Between those two, we have a shadow of a command line (terrible pun intended). Certainly harder to use than many incarnations, but awkward access is a league better than no access!
AWS IoT MQTT
For a slightly cleaner version of the AWS IoT Device Shadow “cleverness”, on a device with a bit more headroom we instead had a single flag in the device shadow indicating whether the command line was active or not. When activated, the device would subscribe to a well-known device-unique MQTT topic, and treat any messages received there as commands to be fed into the command line interpreter. Similarly, while active, any console log output also got directed to a different well-known device-unique MQTT topic.
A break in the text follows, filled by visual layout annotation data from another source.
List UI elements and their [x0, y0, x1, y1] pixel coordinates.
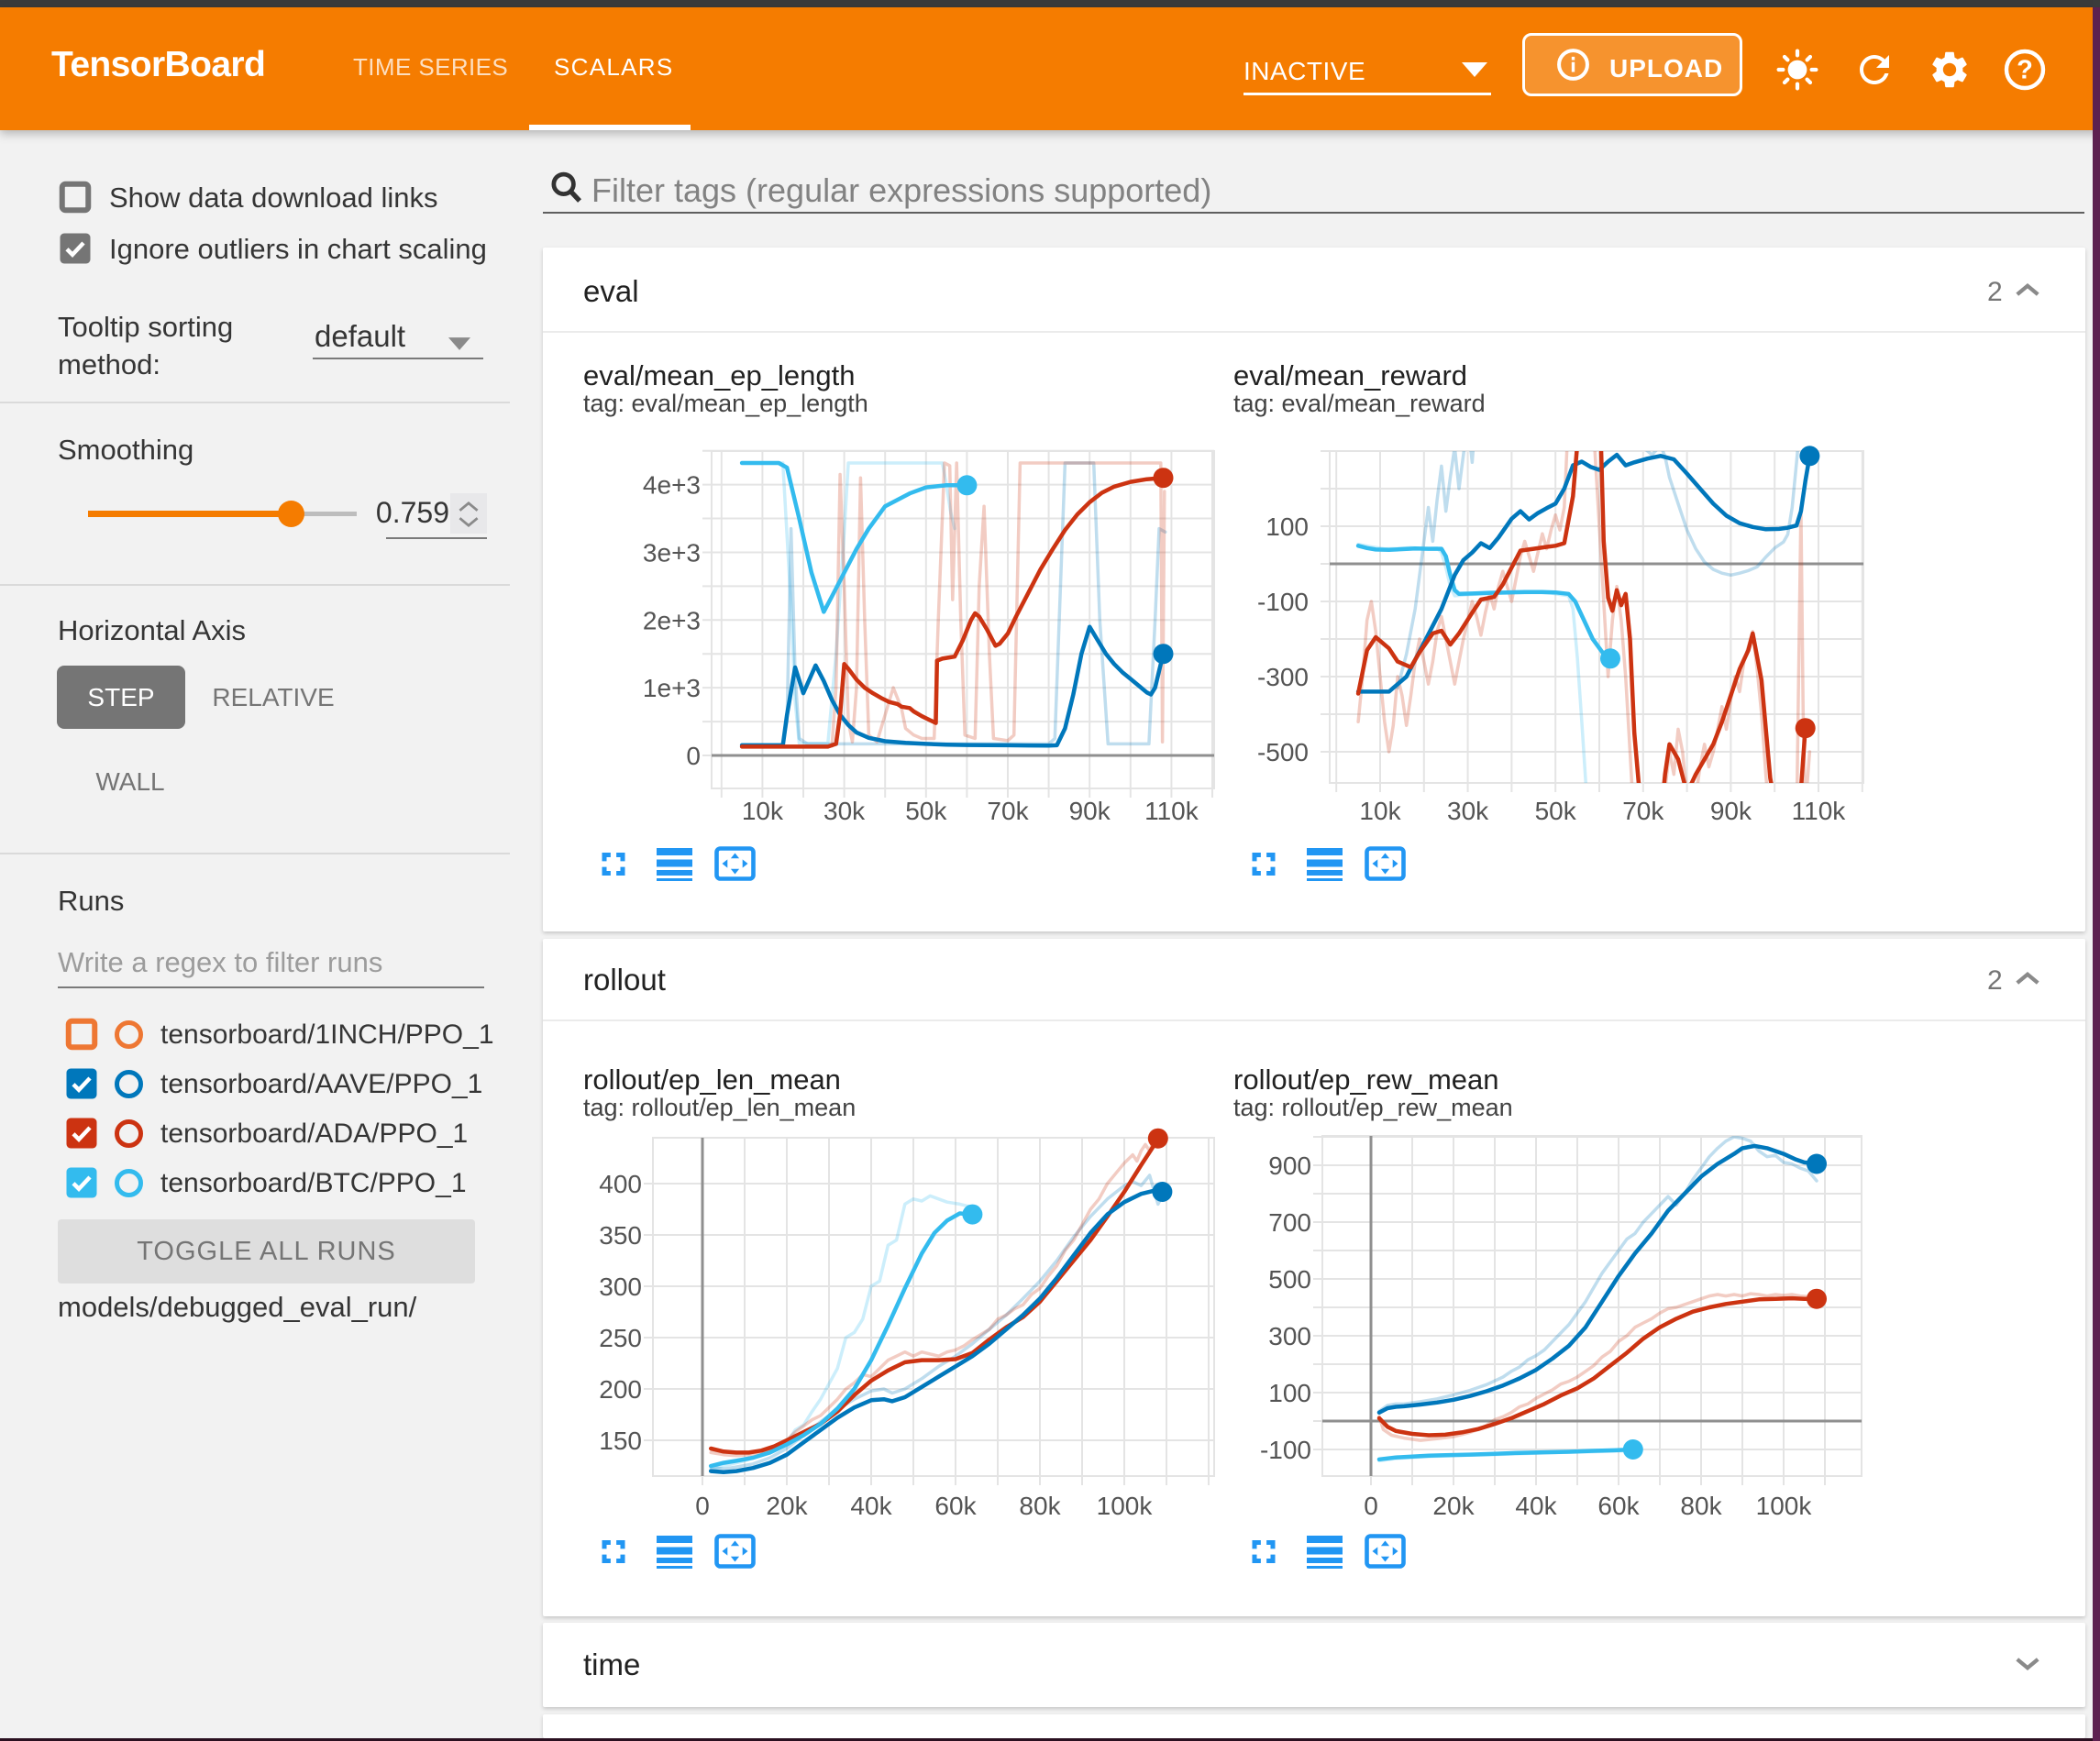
svg-text:300: 300 — [599, 1273, 642, 1301]
svg-text:80k: 80k — [1019, 1492, 1061, 1520]
svg-text:20k: 20k — [1432, 1492, 1475, 1520]
svg-text:?: ? — [2017, 56, 2033, 85]
svg-text:-500: -500 — [1257, 738, 1309, 766]
svg-text:10k: 10k — [742, 797, 784, 825]
svg-text:2e+3: 2e+3 — [643, 606, 701, 634]
svg-text:70k: 70k — [1622, 797, 1664, 825]
svg-text:3e+3: 3e+3 — [643, 539, 701, 567]
svg-text:350: 350 — [599, 1221, 642, 1250]
svg-text:0: 0 — [686, 742, 701, 770]
svg-text:150: 150 — [599, 1427, 642, 1455]
svg-text:90k: 90k — [1069, 797, 1111, 825]
svg-text:100k: 100k — [1756, 1492, 1813, 1520]
svg-text:50k: 50k — [905, 797, 947, 825]
svg-text:100k: 100k — [1097, 1492, 1154, 1520]
svg-text:1e+3: 1e+3 — [643, 674, 701, 702]
svg-text:400: 400 — [599, 1170, 642, 1198]
svg-text:80k: 80k — [1680, 1492, 1722, 1520]
svg-text:50k: 50k — [1535, 797, 1577, 825]
svg-text:60k: 60k — [934, 1492, 977, 1520]
svg-text:30k: 30k — [1447, 797, 1489, 825]
svg-text:70k: 70k — [987, 797, 1029, 825]
svg-text:90k: 90k — [1710, 797, 1752, 825]
svg-text:20k: 20k — [766, 1492, 808, 1520]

Together, those two topics provided direct access to the full command line functionality of the device.
Why not always have the command line active, you ask? Because of the cost of always reporting log messages up via MQTT. Most of the time there would be nobody paying attention to it anyway.
One very helpful command we had on this device was the “dumplog” command, which replayed the contents of the circular log buffer, giving us an easy way of looking into the past. Crucially, this command didn’t attempt to dump the whole buffer in one go, but chunked it up and printed it with enough time in between to allow it to make its way out over MQTT.
Concluding thoughts
Building in command line support into devices provides an excellent debugging aid, and it generally comes with only a small cost that is far outweighed by the time and effort it ends up saving during the lifetime of a product. It is of course not a silver bullet — there are no such things. Together with a fit-for-purpose logging implementation they do get remarkably close, all things considered. So go, be creative!